Funding for consultation should instead go directly to communities, so it can be led by trusted and trained community members in a way that’s appropriate, relevant, interesting and accessible for different groups, the authors argue.
Professor Mhairi McVicar, Project Lead for Cardiff University’s Community Gateway and one of the report's authors, said: "The primary aim of our project was to work with communities to establish guidance for making community consultation as effective as possible.
"And that's really about communities first of all knowing they have a right to a voice in the planning of their cities but also knowing how to get involved with it so they can meaningfully impact any decision making about the future of their city."
The Cardiff team, completed by Mymuna Soleman of Privilege Café and Shoruk Nekeb, a Welsh School of Architecture graduate and co-chair of the Grange Pavilion Youth Forum, worked together with an advisory group of local organisations and residents to setup an urban room in the Grange Pavilion where people could drop in, meet or run activities to share and discuss information about their local area.
The Community Voices Cardiff report shares the findings from a year-long programme of in-person, online, individual and public conversations, events and workshops on how to do community consultation differently.
Professor McVicar, who is based in the Welsh School of Architecture at Cardiff University, added: "What came through really strongly in our work with communities here in Grangetown was a mistrust of the language around consultation, particularly outmoded views of communities being 'hard to reach'.
The team ran an online survey alongside the urban room so that community members could choose to participate in the process in-person or online.
The survey results revealed that nearly three-quarters of respondents (73%) had 'never been asked' to participate in a planning consultation and over half (54%) heard about Community Voices Cardiff through a personal connection.

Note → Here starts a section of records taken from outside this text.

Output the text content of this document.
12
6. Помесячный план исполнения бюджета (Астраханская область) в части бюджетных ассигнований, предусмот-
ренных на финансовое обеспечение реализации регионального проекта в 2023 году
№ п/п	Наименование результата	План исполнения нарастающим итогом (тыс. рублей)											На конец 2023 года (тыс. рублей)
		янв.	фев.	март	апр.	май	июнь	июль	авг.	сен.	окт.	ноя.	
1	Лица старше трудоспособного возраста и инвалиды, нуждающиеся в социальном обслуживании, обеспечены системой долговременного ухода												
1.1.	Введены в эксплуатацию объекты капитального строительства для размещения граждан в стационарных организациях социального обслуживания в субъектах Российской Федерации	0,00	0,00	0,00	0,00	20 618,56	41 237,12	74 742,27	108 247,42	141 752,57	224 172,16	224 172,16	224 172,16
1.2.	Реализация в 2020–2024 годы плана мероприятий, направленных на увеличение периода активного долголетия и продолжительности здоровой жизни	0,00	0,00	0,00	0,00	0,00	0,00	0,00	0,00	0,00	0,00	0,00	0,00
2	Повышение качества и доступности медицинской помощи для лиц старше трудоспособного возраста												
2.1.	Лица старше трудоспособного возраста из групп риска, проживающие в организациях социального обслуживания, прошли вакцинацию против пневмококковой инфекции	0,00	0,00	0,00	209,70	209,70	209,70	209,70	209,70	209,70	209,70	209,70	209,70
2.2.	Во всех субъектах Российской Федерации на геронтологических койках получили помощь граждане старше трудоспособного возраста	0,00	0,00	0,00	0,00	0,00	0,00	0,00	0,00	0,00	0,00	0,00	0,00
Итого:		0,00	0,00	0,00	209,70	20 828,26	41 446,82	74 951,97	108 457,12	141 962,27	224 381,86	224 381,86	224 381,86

Respondents also preferred a variety of online and face-to-face consultation options to be available and those who visited the urban room did so to hear the opinions of other people, to access information, and to feel part of a community.
The team says their results are evidence of the need to have existing knowledge of the community and be adaptable when seeking to consult on planning decisions.
Mymuna Soleman, Community Partnership Manager on the project, said: "If people have been consulted in the wrong way for a very long time, they are very disengaged. So, it's about building that rapport with individual people, rather than just coming in with an agenda and a clipboard and a tablet and saying, 'can you do this and that.'
Community Voices Cardiff is one of four reports being produced as part of a UK-wide Community Consultation for Quality of Life (CCQoL) research project led by Professor Flora Samuel.
Funded by the Arts and Humanities Research Council, CCQoL aims to test how creating local knowledge through community consultation can help inform longer-term decisions about future development and improvements in communities across the UK.
Ali Abdi, Community Gateway Partnership Manager, added: "When consultations do take place in diverse communities like here in Grangetown, people feel there is little to no feedback or it isn't accessible for them to engage with, so they can see and be part of the changes that are proposed in their local area.
"It's these kinds of recommendations that institutions and organisations need to learn from if they want active participation in their consultations and to ensure no one is left behind in the process."
A series of public workshops has taken place since the project's completion, between Cardiff Council and an emerging network of residents and organisations interested in launching a resident-led Grangetown Place Plan promoting opportunities for community ownership and partnership in decision making on housing and green spaces.
Councillor Dan De'Ath, Cabinet Member for Strategic Planning and Transport at Cardiff Council, said: "Local ward councillors, council officers and I have attended urban room events at the Grange Pavilion, and we continue to support and engage with Mhairi, Mymuna and the team.
The Cardiff Community Voices team will now contribute to a national CCQoL report with their counterparts in Reading, Edinburgh and Belfast from which they will develop a code of conduct for consultation based on their collective findings.